EDD is the acronym for Enhanced Due Diligence.

Enhanced Due Diligence

A more comprehensive and rigorous form of Customer Due Diligence (CDD) that financial institutions must apply to high-risk customers or transactions. EDD is part of the risk-based approach to Know Your Customer (KYC) and Anti-Money Laundering (AML) regulations, which requires financial institutions to take additional measures to mitigate the increased risks associated with certain customers or activities.

Financial institutions must conduct EDD when dealing with customers or transactions that present a higher risk of money laundering, terrorist financing, or other financial crimes. This may include:

  1. Politically Exposed Persons (PEPs): Individuals who are or have been entrusted with prominent public functions, as well as their family members and close associates.
  2. High-risk industries: Customers involved in industries that are more susceptible to financial crimes, such as casinos, precious metals dealers, or money services businesses.
  3. High-risk jurisdictions: Customers or transactions involving countries that have weak AML/CFT regulations, high levels of corruption, or are subject to international sanctions.
  4. Complex or unusual transactions: Transactions that lack a clear economic purpose, involve shell companies, or have a pattern that is inconsistent with the customer’s profile.

EDD measures may include:

  1. Obtaining additional information about the customer’s identity, source of wealth, and business activities.
  2. Verifying the customer’s identity using more reliable and independent sources of information.
  3. Conducting enhanced background checks, including searches of public records and adverse media reports.
  4. Obtaining approval from senior management before establishing or continuing the business relationship.
  5. Conducting more frequent and intensive monitoring of the customer’s transactions.

The specific EDD measures applied may vary depending on the jurisdiction, the financial institution’s internal policies, and the nature of the risks associated with the customer or transaction.

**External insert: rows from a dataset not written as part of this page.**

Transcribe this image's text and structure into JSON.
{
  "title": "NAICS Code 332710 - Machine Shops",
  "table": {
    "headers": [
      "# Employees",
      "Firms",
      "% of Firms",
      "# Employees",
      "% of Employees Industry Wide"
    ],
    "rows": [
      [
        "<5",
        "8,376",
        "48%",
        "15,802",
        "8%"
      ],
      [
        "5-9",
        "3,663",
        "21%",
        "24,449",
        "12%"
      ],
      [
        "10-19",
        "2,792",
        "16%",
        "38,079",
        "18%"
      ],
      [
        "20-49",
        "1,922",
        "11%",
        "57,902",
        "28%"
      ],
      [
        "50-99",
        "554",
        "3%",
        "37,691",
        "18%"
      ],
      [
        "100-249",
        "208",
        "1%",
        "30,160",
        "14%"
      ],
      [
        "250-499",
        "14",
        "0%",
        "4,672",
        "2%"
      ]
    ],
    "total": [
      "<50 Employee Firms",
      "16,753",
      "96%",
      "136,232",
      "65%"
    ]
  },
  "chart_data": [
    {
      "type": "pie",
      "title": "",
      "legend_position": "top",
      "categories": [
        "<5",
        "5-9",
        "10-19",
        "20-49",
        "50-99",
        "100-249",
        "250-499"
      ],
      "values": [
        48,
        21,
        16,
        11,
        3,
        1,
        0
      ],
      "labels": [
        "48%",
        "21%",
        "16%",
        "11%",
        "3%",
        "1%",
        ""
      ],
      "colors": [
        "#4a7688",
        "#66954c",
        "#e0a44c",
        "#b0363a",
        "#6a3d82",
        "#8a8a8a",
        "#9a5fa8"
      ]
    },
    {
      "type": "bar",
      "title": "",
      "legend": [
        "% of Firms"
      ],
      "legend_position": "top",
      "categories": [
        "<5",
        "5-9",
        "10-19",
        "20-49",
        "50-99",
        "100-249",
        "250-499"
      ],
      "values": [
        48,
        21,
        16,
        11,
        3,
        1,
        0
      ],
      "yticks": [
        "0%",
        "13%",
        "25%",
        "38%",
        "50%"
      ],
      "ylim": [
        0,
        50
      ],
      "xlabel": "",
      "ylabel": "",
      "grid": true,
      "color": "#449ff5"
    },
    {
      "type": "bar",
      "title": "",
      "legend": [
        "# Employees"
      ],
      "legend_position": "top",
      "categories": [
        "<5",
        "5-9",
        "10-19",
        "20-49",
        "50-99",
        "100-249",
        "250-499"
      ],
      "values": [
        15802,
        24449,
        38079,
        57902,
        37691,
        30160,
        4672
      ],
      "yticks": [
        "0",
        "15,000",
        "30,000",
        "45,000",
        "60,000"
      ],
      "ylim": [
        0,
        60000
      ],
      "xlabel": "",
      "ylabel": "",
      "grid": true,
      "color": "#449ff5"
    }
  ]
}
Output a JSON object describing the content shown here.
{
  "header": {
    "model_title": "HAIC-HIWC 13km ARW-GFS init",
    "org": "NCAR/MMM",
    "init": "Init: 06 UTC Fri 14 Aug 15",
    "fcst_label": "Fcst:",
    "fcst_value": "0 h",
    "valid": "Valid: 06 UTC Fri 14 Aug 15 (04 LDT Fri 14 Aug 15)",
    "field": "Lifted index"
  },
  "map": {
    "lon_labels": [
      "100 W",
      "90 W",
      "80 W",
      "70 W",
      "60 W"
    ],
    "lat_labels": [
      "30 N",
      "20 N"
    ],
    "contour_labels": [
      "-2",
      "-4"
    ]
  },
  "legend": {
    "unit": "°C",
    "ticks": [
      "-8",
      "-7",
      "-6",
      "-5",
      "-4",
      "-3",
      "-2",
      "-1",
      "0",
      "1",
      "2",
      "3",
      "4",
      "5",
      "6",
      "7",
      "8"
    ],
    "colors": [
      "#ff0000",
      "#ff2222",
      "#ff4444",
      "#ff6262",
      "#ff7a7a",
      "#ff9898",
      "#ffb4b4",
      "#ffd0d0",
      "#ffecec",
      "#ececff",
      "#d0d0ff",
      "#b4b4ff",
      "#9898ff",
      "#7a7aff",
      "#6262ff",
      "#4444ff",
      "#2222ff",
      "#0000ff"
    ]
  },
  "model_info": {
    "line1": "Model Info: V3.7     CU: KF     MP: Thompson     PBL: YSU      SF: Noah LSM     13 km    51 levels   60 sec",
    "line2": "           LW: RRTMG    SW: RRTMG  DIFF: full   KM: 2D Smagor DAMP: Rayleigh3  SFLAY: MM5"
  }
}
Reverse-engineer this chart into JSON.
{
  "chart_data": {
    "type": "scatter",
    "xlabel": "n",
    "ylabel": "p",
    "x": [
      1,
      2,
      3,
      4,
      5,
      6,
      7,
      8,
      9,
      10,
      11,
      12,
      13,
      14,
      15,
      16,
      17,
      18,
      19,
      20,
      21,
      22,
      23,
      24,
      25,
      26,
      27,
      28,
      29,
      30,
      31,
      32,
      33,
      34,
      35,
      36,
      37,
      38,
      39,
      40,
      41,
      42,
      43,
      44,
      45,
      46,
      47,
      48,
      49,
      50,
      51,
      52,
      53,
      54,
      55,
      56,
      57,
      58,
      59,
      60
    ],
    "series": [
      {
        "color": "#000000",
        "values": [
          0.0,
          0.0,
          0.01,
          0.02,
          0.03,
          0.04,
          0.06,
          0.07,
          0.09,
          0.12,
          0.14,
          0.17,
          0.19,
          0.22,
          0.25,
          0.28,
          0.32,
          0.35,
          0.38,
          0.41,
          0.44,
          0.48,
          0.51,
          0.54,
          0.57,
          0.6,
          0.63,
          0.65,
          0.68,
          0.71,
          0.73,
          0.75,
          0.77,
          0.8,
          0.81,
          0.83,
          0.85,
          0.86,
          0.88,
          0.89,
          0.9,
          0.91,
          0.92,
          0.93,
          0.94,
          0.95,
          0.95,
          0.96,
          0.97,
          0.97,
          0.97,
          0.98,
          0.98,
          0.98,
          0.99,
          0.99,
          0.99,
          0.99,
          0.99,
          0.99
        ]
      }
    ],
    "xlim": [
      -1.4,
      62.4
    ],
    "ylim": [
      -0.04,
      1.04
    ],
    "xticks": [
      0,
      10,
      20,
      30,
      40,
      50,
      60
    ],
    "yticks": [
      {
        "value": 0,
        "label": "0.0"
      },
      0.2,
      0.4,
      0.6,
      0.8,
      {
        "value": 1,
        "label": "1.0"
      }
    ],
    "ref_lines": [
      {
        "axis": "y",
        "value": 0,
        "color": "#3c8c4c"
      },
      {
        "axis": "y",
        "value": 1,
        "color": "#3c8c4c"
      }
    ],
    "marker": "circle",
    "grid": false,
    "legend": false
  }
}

Financial institutions must document their EDD procedures and be able to demonstrate to regulators that they have taken appropriate steps to mitigate the identified risks.

Failure to conduct adequate EDD can result in significant legal and reputational risks for financial institutions, including fines, penalties, and damage to their reputation. Therefore, it is crucial for financial institutions to have robust EDD processes in place and to ensure that their staff are properly trained to identify and manage high-risk customers and transactions.